Dunstan et al. (9) were the first to demonstrate in a laboratory setting that when compared to 7 h of uninterrupted sitting, breaking up prolonged sitting time with 2-min bouts of light-intensity walking (i.e., ∼3.2 km·h−1) every 20 min for 5 h during the postprandial phase reduced both the glycemic and the insulinemic responses to a liquid meal test in 19 physically inactive (i.e., insufficient amount of habitual MVPA) (1) nondiabetic overweight and obese middle-age subjects. Interestingly, when the participants walked at a moderate intensity (i.e., ∼6.0 km·h−1), the positive outcomes were similar. Subsequently, in a subsample of patients, Howard et al. (13) reported that breaking up sitting time with either low- or moderate-intensity physical activity attenuated the increase in hematocrit, hemoglobin, and red blood cell count and the decrease in plasma volume observed during uninterrupted sitting, whereas the offsetting of increased fibrinogen levels only reached statistical significance for the low-intensity physical activity breaks. These results suggest that breaking up prolonged sitting may be of importance not only to improving glucose metabolism but also to counteracting the increased risk of thrombosis associated with excessive sitting. Furthermore, if exercise frequency is the same, its intensity does not seem to play a relevant role on postprandial glucose clearance and blood viscosity parameters in overweight and obese physically inactive persons.

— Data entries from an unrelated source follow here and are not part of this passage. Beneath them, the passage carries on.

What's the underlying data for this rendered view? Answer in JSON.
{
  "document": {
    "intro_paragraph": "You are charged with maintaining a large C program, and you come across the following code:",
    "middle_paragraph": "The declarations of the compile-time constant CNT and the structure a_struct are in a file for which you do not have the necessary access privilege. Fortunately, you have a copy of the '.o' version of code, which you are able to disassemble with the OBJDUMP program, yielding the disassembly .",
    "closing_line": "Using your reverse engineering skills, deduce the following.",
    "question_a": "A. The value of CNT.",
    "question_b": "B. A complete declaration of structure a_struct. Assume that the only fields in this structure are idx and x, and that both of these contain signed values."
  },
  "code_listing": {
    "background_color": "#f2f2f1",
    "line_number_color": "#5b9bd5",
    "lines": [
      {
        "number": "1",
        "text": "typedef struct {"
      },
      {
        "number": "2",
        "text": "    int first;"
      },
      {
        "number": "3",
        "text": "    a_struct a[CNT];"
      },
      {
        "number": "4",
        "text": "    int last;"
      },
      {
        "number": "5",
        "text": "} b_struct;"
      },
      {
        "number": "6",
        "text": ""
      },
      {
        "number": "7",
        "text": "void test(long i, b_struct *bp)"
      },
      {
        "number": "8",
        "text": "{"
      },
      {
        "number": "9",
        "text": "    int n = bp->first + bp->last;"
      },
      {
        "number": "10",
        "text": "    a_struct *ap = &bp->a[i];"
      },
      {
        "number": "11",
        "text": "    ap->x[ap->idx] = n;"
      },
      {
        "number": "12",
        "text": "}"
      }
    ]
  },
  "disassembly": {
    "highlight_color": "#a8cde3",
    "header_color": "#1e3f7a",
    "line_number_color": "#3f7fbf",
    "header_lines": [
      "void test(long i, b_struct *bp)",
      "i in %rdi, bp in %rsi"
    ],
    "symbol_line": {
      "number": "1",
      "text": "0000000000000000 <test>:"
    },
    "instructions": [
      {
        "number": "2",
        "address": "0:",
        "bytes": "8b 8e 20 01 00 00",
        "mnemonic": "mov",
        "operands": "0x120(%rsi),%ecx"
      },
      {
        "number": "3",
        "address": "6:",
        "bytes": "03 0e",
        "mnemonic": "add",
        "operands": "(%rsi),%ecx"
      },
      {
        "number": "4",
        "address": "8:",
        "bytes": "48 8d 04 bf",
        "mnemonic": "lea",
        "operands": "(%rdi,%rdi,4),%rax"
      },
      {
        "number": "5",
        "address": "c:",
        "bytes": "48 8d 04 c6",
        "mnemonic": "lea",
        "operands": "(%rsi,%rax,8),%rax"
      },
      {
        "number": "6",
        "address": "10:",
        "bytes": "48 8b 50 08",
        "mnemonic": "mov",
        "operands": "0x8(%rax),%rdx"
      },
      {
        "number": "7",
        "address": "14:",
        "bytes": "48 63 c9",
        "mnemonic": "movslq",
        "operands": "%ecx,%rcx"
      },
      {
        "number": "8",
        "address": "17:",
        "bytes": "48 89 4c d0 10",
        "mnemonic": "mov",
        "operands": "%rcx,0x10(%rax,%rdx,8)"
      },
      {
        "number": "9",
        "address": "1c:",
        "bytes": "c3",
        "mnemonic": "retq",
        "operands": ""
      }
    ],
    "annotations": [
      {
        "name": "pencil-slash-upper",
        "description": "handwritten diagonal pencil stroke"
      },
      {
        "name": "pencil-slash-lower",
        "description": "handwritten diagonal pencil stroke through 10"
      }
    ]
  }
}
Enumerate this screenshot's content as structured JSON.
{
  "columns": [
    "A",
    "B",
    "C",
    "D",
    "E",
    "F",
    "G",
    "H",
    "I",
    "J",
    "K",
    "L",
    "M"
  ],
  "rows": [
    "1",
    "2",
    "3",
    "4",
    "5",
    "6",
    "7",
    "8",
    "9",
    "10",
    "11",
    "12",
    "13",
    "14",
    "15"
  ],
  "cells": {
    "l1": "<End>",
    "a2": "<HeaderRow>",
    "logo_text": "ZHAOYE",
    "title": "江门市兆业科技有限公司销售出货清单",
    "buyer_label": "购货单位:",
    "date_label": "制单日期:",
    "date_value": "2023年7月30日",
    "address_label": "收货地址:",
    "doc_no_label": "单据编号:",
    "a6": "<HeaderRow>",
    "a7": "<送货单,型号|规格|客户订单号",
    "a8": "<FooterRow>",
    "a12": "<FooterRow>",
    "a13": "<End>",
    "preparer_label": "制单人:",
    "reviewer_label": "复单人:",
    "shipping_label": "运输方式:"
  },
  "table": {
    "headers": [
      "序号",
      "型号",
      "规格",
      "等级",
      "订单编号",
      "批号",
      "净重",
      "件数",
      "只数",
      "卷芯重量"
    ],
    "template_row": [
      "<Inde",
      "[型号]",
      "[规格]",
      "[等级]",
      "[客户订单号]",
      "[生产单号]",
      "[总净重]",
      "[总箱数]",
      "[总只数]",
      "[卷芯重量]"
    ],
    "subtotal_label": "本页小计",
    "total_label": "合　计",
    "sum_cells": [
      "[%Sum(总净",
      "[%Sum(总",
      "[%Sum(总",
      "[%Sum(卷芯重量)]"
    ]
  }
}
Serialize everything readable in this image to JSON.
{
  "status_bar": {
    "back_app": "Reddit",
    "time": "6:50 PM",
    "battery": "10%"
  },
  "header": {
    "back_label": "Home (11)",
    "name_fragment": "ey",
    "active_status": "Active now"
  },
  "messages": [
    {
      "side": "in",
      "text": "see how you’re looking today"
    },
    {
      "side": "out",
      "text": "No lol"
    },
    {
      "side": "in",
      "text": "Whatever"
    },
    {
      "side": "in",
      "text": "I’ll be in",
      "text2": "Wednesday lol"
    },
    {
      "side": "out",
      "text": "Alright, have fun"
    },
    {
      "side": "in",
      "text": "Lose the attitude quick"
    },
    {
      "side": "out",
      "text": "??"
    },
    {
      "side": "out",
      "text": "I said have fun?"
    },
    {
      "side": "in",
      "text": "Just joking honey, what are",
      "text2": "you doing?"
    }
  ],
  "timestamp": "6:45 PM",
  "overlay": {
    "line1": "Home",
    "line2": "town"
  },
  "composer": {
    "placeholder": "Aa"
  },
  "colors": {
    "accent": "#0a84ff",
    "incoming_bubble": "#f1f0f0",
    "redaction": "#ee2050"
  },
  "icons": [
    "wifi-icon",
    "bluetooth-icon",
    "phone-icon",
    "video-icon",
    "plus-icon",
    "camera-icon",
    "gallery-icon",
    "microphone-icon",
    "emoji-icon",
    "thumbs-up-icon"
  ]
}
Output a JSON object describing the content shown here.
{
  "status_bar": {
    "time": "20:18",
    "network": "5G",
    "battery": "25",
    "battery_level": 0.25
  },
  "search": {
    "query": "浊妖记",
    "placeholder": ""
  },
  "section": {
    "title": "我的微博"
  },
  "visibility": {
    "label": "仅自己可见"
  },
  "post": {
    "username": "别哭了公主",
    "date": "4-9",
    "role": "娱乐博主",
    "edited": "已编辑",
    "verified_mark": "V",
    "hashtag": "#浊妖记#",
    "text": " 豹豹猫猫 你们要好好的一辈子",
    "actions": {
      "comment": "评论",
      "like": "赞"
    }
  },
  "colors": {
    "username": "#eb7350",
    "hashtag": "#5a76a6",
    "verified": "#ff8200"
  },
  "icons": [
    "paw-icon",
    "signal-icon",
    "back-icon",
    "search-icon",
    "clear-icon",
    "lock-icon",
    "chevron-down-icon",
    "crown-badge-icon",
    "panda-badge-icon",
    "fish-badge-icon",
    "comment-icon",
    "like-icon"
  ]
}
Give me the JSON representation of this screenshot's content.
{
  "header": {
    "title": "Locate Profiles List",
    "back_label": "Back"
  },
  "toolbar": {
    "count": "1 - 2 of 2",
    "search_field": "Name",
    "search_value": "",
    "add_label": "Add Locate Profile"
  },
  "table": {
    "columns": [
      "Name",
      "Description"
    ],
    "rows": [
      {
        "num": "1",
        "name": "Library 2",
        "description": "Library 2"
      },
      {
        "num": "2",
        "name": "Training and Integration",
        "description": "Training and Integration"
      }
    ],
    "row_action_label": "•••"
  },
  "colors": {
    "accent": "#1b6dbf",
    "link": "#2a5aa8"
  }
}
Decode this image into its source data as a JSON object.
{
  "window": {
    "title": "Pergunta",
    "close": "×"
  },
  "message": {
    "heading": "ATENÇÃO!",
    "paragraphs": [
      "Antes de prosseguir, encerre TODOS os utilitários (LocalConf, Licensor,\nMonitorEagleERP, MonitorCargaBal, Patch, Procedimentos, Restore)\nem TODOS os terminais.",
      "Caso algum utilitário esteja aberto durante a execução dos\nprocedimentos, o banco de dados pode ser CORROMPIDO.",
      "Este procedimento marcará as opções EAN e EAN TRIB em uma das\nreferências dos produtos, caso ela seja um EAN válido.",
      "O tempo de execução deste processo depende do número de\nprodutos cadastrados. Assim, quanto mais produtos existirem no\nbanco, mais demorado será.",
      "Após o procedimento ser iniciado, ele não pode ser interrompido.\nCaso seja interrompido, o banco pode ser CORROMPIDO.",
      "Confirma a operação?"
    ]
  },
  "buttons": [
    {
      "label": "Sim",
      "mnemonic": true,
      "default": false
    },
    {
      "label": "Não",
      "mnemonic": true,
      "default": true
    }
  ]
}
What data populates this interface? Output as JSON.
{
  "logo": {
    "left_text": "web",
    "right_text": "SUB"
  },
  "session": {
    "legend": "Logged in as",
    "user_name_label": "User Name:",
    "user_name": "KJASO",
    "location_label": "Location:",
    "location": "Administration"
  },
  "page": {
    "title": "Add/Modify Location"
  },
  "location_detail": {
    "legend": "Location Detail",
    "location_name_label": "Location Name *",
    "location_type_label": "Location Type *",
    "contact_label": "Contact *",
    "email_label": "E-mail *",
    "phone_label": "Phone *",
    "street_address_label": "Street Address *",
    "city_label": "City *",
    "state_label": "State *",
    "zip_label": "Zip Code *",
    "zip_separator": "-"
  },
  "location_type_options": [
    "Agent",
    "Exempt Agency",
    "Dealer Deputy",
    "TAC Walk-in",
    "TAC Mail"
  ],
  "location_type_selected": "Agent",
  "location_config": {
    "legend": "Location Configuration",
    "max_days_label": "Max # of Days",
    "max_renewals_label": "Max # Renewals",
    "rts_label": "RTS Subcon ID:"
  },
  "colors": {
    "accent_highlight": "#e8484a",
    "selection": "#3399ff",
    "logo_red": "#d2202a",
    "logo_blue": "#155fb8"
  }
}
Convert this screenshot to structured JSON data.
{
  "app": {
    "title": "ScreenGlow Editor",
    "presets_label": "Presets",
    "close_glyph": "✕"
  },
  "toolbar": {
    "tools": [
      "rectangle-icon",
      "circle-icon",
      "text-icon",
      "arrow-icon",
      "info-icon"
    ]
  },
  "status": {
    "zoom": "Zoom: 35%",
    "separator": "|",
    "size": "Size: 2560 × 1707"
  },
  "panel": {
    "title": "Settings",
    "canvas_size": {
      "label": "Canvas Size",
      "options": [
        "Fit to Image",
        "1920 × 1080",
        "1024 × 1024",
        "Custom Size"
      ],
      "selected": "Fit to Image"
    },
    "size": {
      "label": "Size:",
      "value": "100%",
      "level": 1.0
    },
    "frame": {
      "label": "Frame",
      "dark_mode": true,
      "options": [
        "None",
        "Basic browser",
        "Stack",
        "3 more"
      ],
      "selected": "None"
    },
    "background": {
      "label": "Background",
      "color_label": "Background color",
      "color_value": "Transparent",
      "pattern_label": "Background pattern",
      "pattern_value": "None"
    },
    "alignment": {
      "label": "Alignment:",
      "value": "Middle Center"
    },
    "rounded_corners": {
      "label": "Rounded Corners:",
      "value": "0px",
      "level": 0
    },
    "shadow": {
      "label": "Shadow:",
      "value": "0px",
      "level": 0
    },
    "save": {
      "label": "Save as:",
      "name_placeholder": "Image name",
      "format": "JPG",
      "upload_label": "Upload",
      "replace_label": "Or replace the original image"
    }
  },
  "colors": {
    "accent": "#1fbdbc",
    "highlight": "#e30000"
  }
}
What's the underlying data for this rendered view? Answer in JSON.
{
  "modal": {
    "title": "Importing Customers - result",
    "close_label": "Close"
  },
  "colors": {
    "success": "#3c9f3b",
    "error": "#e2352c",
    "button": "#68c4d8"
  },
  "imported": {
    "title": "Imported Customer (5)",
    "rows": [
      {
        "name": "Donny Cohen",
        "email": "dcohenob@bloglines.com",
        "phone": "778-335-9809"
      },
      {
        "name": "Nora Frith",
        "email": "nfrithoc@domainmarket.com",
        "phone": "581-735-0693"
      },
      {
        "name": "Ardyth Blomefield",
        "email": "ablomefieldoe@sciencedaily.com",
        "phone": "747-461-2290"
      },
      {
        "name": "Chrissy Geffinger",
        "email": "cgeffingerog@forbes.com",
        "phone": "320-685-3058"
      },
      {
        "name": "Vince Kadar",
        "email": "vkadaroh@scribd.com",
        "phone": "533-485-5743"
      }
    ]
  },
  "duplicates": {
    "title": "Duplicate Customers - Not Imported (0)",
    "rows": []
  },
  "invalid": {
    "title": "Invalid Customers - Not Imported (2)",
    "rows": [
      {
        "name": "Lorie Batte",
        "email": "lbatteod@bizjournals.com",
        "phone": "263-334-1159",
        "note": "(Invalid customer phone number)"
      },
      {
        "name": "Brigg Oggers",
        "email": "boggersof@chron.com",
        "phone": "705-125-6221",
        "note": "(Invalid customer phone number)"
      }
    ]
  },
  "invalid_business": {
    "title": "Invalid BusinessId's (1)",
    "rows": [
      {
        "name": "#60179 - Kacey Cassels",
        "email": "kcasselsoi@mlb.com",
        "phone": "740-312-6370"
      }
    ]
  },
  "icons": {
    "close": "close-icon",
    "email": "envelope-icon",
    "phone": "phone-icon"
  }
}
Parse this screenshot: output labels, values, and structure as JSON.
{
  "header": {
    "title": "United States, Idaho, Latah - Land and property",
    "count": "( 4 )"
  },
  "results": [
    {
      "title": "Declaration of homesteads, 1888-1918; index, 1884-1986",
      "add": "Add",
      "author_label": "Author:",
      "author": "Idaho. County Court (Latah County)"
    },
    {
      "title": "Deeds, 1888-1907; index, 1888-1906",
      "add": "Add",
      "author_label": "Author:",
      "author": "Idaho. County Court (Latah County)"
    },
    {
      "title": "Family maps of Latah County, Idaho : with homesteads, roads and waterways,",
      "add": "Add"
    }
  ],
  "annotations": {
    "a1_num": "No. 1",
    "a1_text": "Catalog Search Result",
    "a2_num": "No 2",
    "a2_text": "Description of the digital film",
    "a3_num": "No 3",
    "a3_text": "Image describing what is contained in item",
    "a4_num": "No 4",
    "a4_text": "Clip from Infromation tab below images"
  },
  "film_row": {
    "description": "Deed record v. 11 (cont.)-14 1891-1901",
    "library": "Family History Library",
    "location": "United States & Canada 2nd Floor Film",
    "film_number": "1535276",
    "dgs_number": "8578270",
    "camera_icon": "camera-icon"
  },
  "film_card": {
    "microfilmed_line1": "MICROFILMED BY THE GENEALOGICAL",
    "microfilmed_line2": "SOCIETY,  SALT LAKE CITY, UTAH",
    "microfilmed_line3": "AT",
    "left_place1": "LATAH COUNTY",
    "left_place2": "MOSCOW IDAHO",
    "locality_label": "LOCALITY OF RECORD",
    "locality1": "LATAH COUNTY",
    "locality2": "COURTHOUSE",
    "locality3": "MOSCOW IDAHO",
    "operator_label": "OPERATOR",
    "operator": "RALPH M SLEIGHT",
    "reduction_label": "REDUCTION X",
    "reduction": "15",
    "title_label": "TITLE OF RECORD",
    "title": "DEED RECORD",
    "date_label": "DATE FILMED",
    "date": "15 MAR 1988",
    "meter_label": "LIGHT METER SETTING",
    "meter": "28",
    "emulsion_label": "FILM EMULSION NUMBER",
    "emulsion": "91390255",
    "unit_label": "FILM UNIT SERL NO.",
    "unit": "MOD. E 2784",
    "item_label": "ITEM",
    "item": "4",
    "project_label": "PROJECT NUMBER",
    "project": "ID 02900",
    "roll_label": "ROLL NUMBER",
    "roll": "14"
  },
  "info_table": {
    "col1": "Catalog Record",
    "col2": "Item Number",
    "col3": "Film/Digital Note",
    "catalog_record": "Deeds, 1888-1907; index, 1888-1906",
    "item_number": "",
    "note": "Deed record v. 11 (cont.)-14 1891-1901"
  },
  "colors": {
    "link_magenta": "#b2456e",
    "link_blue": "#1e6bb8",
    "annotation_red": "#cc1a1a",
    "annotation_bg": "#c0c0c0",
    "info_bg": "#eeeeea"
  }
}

Peddie et al. (21) also evaluated physically inactive young healthy normal-weight subjects and showed that bouts of 1 min and 40 s of light-to-moderate exercise (45%–60% V˙O2max) every 15 min during 9 h of sitting time lowered the postprandial insulin and glucose responses when compared with 9 h of uninterrupted sitting, suggesting that breaking up prolonged sitting may in fact affect glucose clearance in physically inactive subjects independent of BMI. Remarkably, the same improvement in insulin and glucose responses to meal tolerance tests was not observed when the exercise (matched for intensity and total duration) was performed in a 1-bout fashion before the sitting hours.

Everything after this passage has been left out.